Neither can humans, but the industry has decades of experience with how to instruct and guide human developer teams using specs.
Humans have the ability to retrospect, push back on a faulty spec, push back on an unclarified spec, do experiments, make judgement calls and build tools and processes to account for their own foibles.
When LLMs generate an appropriate program from ambiguous requirements, they do this because the requirements happen to match something similar that has been done previously elsewhere.
There is a huge amount of programming work that consists in reinventing the wheel, i.e. in redoing something very similar to programs that have been written thousands of times before.

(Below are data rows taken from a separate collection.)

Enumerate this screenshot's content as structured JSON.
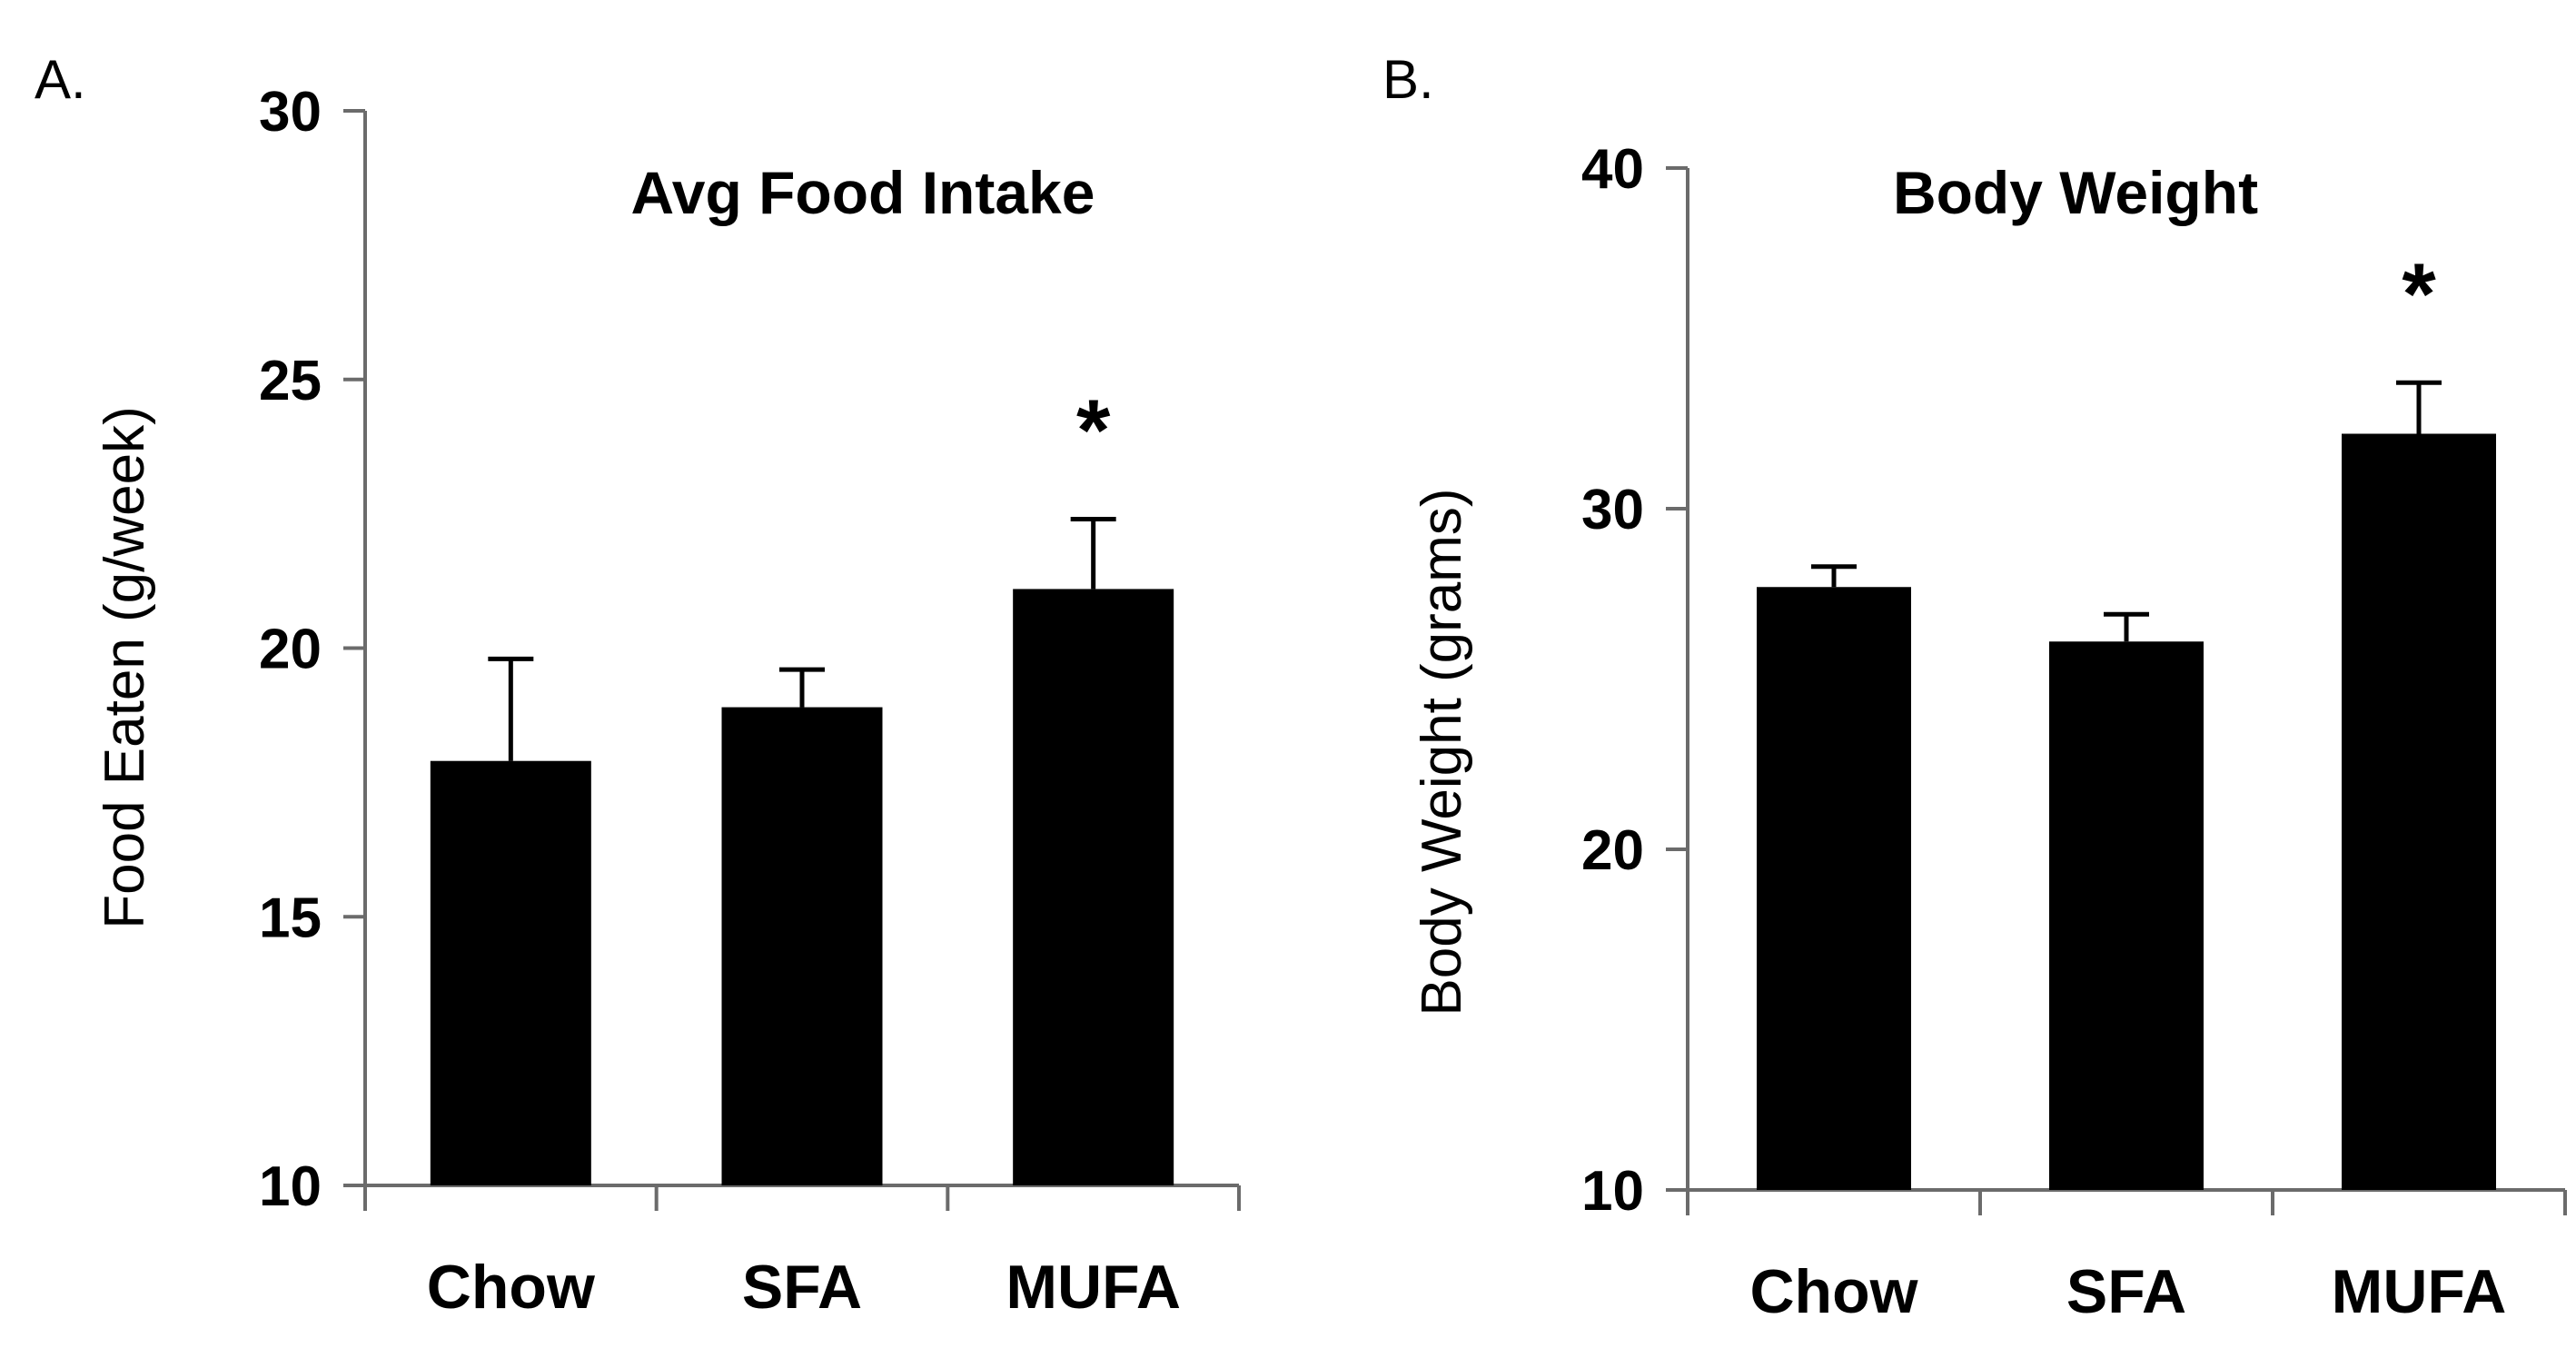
{
  "chart_data": [
    {
      "panel": "A.",
      "type": "bar",
      "title": "Avg Food Intake",
      "xlabel": "",
      "ylabel": "Food Eaten (g/week)",
      "categories": [
        "Chow",
        "SFA",
        "MUFA"
      ],
      "values": [
        17.9,
        18.9,
        21.1
      ],
      "errors": [
        1.9,
        0.7,
        1.3
      ],
      "significance": [
        "",
        "",
        "*"
      ],
      "ylim": [
        10,
        30
      ],
      "yticks": [
        10,
        15,
        20,
        25,
        30
      ],
      "grid": false,
      "colors": {
        "bar": "#000000",
        "axis": "#6b6b6b"
      }
    },
    {
      "panel": "B.",
      "type": "bar",
      "title": "Body Weight",
      "xlabel": "",
      "ylabel": "Body Weight (grams)",
      "categories": [
        "Chow",
        "SFA",
        "MUFA"
      ],
      "values": [
        27.7,
        26.1,
        32.2
      ],
      "errors": [
        0.6,
        0.8,
        1.5
      ],
      "significance": [
        "",
        "",
        "*"
      ],
      "ylim": [
        10,
        40
      ],
      "yticks": [
        10,
        20,
        30,
        40
      ],
      "grid": false,
      "colors": {
        "bar": "#000000",
        "axis": "#6b6b6b"
      }
    }
  ]
}
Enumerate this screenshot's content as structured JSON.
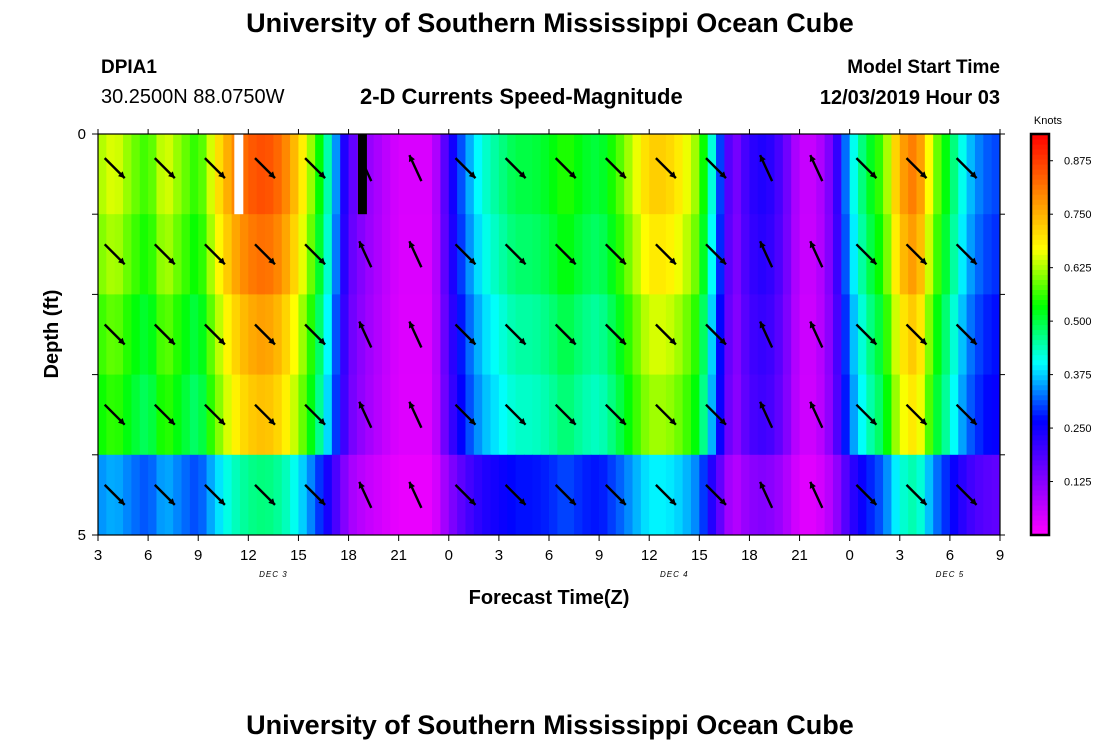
{
  "header": {
    "title": "University of Southern Mississippi Ocean Cube",
    "station": "DPIA1",
    "location": "30.2500N 88.0750W",
    "subtitle": "2-D Currents Speed-Magnitude",
    "model_label": "Model Start Time",
    "model_time": "12/03/2019 Hour 03"
  },
  "footer": {
    "title": "University of Southern Mississippi Ocean Cube"
  },
  "chart_data": {
    "type": "heatmap",
    "title": "2-D Currents Speed-Magnitude",
    "xlabel": "Forecast Time(Z)",
    "ylabel": "Depth (ft)",
    "x_tick_labels": [
      "3",
      "6",
      "9",
      "12",
      "15",
      "18",
      "21",
      "0",
      "3",
      "6",
      "9",
      "12",
      "15",
      "18",
      "21",
      "0",
      "3",
      "6",
      "9"
    ],
    "date_labels": [
      {
        "label": "DEC 3",
        "tick_index": 3.5
      },
      {
        "label": "DEC 4",
        "tick_index": 11.5
      },
      {
        "label": "DEC 5",
        "tick_index": 17
      }
    ],
    "y_tick_labels": [
      {
        "label": "0",
        "depth": 0
      },
      {
        "label": "5",
        "depth": 5
      }
    ],
    "ylim": [
      0,
      5
    ],
    "hours_range": [
      0,
      54
    ],
    "depth_layers": 5,
    "speed_profile_knots": [
      [
        0,
        0.62
      ],
      [
        1,
        0.66
      ],
      [
        2,
        0.6
      ],
      [
        3,
        0.56
      ],
      [
        4,
        0.66
      ],
      [
        5,
        0.6
      ],
      [
        6,
        0.55
      ],
      [
        7,
        0.68
      ],
      [
        8,
        0.78
      ],
      [
        9,
        0.84
      ],
      [
        10,
        0.86
      ],
      [
        11,
        0.82
      ],
      [
        12,
        0.72
      ],
      [
        13,
        0.58
      ],
      [
        14,
        0.4
      ],
      [
        15,
        0.18
      ],
      [
        16,
        0.12
      ],
      [
        17,
        0.08
      ],
      [
        18,
        0.04
      ],
      [
        19,
        0.04
      ],
      [
        20,
        0.04
      ],
      [
        21,
        0.22
      ],
      [
        22,
        0.34
      ],
      [
        23,
        0.42
      ],
      [
        24,
        0.46
      ],
      [
        25,
        0.5
      ],
      [
        26,
        0.5
      ],
      [
        27,
        0.52
      ],
      [
        28,
        0.56
      ],
      [
        29,
        0.52
      ],
      [
        30,
        0.5
      ],
      [
        31,
        0.56
      ],
      [
        32,
        0.64
      ],
      [
        33,
        0.72
      ],
      [
        34,
        0.72
      ],
      [
        35,
        0.68
      ],
      [
        36,
        0.6
      ],
      [
        37,
        0.36
      ],
      [
        38,
        0.12
      ],
      [
        39,
        0.22
      ],
      [
        40,
        0.24
      ],
      [
        41,
        0.18
      ],
      [
        42,
        0.06
      ],
      [
        43,
        0.06
      ],
      [
        44,
        0.16
      ],
      [
        45,
        0.38
      ],
      [
        46,
        0.5
      ],
      [
        47,
        0.58
      ],
      [
        48,
        0.76
      ],
      [
        49,
        0.82
      ],
      [
        50,
        0.62
      ],
      [
        51,
        0.5
      ],
      [
        52,
        0.38
      ],
      [
        53,
        0.32
      ],
      [
        54,
        0.3
      ]
    ],
    "depth_factors": [
      1.0,
      0.96,
      0.9,
      0.86,
      0.8
    ],
    "bottom_row_factor": 0.55,
    "arrow_hours": [
      1,
      4,
      7,
      10,
      13,
      16,
      19,
      22,
      25,
      28,
      31,
      34,
      37,
      40,
      43,
      46,
      49,
      52
    ],
    "arrow_direction": {
      "default": "southeast",
      "northwest_near_hours": [
        17,
        41
      ]
    },
    "missing_cells": [
      {
        "hour": 8.4,
        "layer": 0,
        "color": "#ffffff"
      },
      {
        "hour": 15.8,
        "layer": 0,
        "color": "#000000"
      }
    ],
    "colorbar": {
      "label": "Knots",
      "min": 0,
      "max": 0.9375,
      "ticks": [
        "0.125",
        "0.250",
        "0.375",
        "0.500",
        "0.625",
        "0.750",
        "0.875"
      ],
      "colormap": [
        "#ff00ff",
        "#8000ff",
        "#0000ff",
        "#00ffff",
        "#00ff00",
        "#ffff00",
        "#ff8000",
        "#ff0000"
      ]
    }
  }
}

For this kind of work LLMs can greatly improve productivity, even if they are not much better than if you would be allowed to search, copy and paste from the programs on which the LLM has been trained. The advantage of an LLM is the automation of the search/copy/paste actions, and even more than this, the removal of the copyrights from the original programs. The copyright laws are what has resulted in huge amounts of superfluous programming work, which is necessary even when there are open-source solutions, but the employer of the programmer wants to "own the IP".
On the other hand, for really novel applications, or for old applications where you want to obtain better performance than anyone has gotten before, providing an ambiguous prompt to an LLM will get you nowhere.
Specs are insufficient to guide human developer teams, so I don’t understand the comparison.
Usually, you don't want your developers to be coding monkeys, for good results. You need the human developer in the loop to even define the spec, maybe contributing ideas, but at the very least asking questions about "what happens when..." and "have you thought about...".
In fact, this is a huge chunk of the value a developer brings to the table.